Saturday, February 25, 2012

Thoughts on the Occupy Wall St. Movement

Occupy Wall St. has been an on-going movement of the frustrated American public since September. By and large, Democrats support the movement calling out in support of the frustrated occupiers, particularly those who are upset about the top 1% possessing 40% of the wealth (according to Joseph Stiglitz, although different economists suggest different numbers) and how powerful big business has become. Republicans by and large, refute the movement, citing the instances of occupiers who are promoting socialism, a complete bailout of students with college-loan debt, and calling for tax hikes on the wealthy.

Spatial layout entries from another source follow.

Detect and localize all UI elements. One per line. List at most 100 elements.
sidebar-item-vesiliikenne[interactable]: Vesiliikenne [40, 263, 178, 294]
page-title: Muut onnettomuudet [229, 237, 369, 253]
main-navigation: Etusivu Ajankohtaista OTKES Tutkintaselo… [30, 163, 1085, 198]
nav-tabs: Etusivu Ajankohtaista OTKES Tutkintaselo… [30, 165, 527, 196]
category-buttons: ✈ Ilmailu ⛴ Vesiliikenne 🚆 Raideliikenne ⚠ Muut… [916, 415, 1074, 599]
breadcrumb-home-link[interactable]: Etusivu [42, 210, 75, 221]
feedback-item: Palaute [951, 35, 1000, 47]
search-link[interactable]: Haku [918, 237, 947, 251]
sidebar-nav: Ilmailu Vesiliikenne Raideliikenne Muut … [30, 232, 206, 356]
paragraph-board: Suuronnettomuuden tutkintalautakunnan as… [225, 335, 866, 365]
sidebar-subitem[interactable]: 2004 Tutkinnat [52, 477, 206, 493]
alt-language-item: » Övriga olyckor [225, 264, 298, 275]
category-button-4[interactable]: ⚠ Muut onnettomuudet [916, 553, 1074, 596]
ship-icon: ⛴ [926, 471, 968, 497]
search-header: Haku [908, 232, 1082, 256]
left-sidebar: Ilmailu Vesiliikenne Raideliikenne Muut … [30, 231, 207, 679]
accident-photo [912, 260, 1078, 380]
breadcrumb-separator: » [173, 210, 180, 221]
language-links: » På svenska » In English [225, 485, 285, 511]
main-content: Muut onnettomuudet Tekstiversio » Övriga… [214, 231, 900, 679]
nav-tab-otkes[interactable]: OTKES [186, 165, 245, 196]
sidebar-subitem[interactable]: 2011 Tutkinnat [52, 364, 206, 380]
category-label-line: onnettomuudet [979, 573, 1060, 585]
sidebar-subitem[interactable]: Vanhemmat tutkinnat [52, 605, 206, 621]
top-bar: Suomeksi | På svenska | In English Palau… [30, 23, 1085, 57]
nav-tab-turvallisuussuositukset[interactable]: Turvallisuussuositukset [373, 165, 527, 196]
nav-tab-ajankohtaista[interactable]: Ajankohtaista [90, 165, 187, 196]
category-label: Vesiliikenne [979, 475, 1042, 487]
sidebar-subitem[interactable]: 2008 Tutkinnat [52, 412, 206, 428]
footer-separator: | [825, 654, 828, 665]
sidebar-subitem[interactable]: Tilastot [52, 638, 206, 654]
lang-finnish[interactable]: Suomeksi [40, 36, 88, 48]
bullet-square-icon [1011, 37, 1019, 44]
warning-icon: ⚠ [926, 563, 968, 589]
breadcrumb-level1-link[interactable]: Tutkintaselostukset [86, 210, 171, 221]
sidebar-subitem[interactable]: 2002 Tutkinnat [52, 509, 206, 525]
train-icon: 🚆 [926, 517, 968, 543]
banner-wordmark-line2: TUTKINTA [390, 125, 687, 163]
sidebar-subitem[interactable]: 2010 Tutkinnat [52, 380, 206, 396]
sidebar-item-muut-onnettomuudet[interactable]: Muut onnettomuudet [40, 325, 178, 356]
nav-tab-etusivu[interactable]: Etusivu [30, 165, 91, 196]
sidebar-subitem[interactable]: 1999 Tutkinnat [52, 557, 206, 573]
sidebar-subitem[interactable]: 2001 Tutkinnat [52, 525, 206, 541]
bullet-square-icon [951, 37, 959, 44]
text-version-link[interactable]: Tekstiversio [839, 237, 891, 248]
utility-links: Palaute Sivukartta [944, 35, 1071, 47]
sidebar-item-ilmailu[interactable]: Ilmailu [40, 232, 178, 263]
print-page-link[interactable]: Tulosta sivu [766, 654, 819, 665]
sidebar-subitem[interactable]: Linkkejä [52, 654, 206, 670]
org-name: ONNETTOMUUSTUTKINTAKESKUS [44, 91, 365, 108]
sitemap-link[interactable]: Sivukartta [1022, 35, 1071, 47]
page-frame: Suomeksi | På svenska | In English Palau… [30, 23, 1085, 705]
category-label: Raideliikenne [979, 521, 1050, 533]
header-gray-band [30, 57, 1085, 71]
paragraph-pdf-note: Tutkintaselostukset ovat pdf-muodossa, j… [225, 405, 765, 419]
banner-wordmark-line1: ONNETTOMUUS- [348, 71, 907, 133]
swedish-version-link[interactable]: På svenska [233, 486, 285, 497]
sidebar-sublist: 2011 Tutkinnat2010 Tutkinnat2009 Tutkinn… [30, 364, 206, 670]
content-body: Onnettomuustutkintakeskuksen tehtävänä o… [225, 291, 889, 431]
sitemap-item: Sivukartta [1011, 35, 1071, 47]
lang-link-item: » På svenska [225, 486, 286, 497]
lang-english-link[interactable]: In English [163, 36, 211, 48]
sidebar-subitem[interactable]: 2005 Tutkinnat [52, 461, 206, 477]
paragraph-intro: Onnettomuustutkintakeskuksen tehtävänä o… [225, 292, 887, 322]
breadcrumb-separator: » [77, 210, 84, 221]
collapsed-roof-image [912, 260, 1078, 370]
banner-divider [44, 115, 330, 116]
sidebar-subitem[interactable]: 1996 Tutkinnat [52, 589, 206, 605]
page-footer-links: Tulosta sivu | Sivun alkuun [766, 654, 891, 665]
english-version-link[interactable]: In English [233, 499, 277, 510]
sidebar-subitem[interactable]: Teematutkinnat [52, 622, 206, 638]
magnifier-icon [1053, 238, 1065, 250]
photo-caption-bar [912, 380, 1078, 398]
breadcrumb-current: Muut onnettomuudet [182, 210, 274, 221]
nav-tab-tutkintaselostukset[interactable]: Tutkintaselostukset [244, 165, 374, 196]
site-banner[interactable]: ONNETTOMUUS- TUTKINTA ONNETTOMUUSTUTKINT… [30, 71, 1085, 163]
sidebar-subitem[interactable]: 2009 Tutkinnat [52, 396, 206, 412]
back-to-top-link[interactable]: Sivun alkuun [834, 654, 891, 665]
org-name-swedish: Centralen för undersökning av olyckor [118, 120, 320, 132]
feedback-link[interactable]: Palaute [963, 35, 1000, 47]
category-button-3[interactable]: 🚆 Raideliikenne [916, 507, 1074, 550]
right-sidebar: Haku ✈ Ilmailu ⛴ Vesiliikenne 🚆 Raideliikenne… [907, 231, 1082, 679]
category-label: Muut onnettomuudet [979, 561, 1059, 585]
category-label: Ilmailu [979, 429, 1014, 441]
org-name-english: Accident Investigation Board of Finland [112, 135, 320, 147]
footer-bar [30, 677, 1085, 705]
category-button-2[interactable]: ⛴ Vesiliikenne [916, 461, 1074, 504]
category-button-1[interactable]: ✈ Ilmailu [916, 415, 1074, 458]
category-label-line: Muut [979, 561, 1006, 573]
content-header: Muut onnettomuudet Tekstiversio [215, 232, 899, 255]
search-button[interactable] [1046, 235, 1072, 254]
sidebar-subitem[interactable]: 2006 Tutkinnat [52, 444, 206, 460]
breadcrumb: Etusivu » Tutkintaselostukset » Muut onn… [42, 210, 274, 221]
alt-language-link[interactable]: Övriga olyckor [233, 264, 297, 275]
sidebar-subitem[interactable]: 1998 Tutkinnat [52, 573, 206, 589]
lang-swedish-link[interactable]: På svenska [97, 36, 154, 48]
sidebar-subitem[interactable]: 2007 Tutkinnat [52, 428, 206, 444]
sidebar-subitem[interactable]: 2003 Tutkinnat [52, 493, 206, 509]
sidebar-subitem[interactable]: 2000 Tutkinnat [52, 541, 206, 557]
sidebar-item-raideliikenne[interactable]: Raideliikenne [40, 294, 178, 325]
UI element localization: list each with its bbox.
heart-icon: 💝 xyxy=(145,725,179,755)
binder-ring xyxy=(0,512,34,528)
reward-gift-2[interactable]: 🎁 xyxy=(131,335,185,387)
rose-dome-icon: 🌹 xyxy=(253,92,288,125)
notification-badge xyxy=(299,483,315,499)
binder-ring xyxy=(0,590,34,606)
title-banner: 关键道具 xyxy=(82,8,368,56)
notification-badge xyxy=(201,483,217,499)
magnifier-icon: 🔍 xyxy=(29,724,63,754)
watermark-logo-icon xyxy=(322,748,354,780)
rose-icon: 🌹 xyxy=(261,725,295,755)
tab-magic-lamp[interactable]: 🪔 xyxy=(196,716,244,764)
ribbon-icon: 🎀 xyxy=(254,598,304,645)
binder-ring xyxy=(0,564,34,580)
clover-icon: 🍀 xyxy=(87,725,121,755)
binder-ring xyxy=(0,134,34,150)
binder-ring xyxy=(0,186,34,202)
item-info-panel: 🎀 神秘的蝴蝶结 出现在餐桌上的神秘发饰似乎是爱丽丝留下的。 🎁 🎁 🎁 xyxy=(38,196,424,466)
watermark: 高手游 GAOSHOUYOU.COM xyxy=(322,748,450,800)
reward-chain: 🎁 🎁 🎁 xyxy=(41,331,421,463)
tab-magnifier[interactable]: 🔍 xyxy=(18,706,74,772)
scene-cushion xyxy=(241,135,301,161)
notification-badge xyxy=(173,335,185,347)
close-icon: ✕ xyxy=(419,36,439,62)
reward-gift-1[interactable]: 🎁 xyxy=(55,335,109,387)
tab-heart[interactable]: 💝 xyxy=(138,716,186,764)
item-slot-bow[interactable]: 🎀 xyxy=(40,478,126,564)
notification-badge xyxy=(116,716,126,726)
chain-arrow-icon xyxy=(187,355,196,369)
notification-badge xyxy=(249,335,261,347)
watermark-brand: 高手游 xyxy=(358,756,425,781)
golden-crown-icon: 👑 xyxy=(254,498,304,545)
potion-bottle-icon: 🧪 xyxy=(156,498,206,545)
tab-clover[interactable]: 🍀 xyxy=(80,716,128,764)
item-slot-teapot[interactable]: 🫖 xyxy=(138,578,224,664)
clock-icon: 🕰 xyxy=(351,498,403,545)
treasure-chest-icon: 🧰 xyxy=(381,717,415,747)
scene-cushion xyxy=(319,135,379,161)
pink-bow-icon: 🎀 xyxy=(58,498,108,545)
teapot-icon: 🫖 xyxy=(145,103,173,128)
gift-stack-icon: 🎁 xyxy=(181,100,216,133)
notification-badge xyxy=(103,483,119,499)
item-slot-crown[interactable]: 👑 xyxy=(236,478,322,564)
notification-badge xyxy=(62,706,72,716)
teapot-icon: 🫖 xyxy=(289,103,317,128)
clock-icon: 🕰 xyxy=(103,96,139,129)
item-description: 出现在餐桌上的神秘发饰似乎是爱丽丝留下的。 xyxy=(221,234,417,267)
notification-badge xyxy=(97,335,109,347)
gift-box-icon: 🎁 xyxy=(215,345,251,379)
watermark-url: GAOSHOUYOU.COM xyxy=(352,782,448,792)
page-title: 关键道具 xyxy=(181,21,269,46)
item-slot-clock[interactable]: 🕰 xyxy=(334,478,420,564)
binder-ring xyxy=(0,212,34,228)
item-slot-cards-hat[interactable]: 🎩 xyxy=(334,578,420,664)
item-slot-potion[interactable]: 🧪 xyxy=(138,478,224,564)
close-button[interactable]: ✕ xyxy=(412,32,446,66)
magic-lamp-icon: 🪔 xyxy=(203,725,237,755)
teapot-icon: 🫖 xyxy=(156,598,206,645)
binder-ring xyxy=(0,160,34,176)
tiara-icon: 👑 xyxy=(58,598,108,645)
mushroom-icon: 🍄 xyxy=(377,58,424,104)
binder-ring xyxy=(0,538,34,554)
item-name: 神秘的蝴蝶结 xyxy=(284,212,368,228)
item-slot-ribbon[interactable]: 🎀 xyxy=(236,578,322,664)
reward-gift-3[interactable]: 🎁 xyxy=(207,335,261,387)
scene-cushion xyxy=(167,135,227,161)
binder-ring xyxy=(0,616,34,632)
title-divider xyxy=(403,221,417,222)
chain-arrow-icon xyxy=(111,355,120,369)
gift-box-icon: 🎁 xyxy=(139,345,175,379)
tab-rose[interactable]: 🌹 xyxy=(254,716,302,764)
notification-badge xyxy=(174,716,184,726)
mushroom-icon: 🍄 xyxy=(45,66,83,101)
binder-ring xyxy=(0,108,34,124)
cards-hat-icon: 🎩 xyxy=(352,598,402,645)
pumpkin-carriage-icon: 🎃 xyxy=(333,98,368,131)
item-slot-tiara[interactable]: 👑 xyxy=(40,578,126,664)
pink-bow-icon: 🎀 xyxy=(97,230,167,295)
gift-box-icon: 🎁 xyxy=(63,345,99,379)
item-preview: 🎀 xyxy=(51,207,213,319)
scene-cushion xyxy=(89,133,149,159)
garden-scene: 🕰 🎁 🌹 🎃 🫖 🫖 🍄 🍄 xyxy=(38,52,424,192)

Although I certainly understand the viewpoints of those who support the movement, and the growing frustration for the inability to solve anything in Washington, most occupiers are taking their frustrations out on the wrong people. The 1% receive special benefits from government, including bailouts, tax-breaks, and in some instances, subsidies. How is that fair?! Blame Wall Street! Blame big business! Greedy bastards! But let's think about this in terms of something many of us know and love--sports.

Your favorite basketball team is playing their rival, and everyone is excited. Throughout the game the ref makes some questionable calls--but they're in the other team's favor. In the end, your team loses. Frustrated after the loss, like any die-hard fan, you start to take your frustrations out on the referee with your buddies. After all,  you wouldn't blame the opposing the head coach for accepting the bad calls, would you?

Of course not, that would be silly. As the size of government continues to metastasize, it seems everybody wants their piece of entitlement pie. Big businesses have become welfare queens, but is it fair to blame the businesses? Businesses are competing amongst one another for a larger share of the market, so any leg-up they can get, they can (and certainly should) try to get. My proposal?

1) Simpler taxes. Business is the great economic engine of a capitalistic society, and burdening businesses with lots of taxes, does not benefit anybody other than the bureaucrats in Washington that like to piss away your tax dollars on ridiculous social programs and departments (but that's a conversation for another post). Business creates wealth, it generates jobs without using your tax dollars (like public sector jobs), and most everybody supports small business because of it. How can you not love the middle-class individual who risks his or her own capital in pursuit of supplying the public with a good or service that the market determines as useful? With that said our current complex tax code requires interpretation by tax lawyers or other tax professionals. What does that mean for the small businessman? It means putting another person on payroll solely to interpret the tax code, otherwise the businessman puts his own business at risk for tax fraud. Who does a complex tax code favor? Big Business. It's easy to put more people on payroll in a fortune 500 rather than a start-up,  so this makes it easier for the big business, while inhibiting the little guy. This is just one example of a barrier to entry, that would not occur under a truly free market. Occupiers, don't like big business? Support a simpler tax code, free of breaks and subsidies. Make it apply to all, big or small.

2) Shrink the size of government. As long as corporations have money, some of it will go to campaign contributions of their favorite bureaucrat. Outlawing these campaign contributions or lobbying efforts is un-Constitutional and is surely a step in the wrong direction. The only reasonable, Constitutional way to go about this is to shrink the size and role of government drastically. For sake of making this a blog post rather than a 20 page paper, I'll save the specifics, for now. But how does this solve anything? If government had it's powers limited to only what the Constitution authorized, government's reduced power would result in less ability for government to interfere with what should be a free-market. In turn, corporations would be incapable of receiving benefits (what many politicians have been calling "government picking winners and losers") from their government. This would also reduce the problem of politicians having a "leg-up" because of excessive campaign contributions from millionaires on Wall Street, and then, in turn, reduce corruption in Washington.

Occupiers should not be occupying Wall Street, rather occupying the Capitol. Businessmen/women are not the problem. They, like many other groups of our nation that have been receiving benefits from big brother government, are just a growing group of beneficiaries. It's hard to turn down free stuff, especially when you can't see out of whose pocket the stuff is being paid for.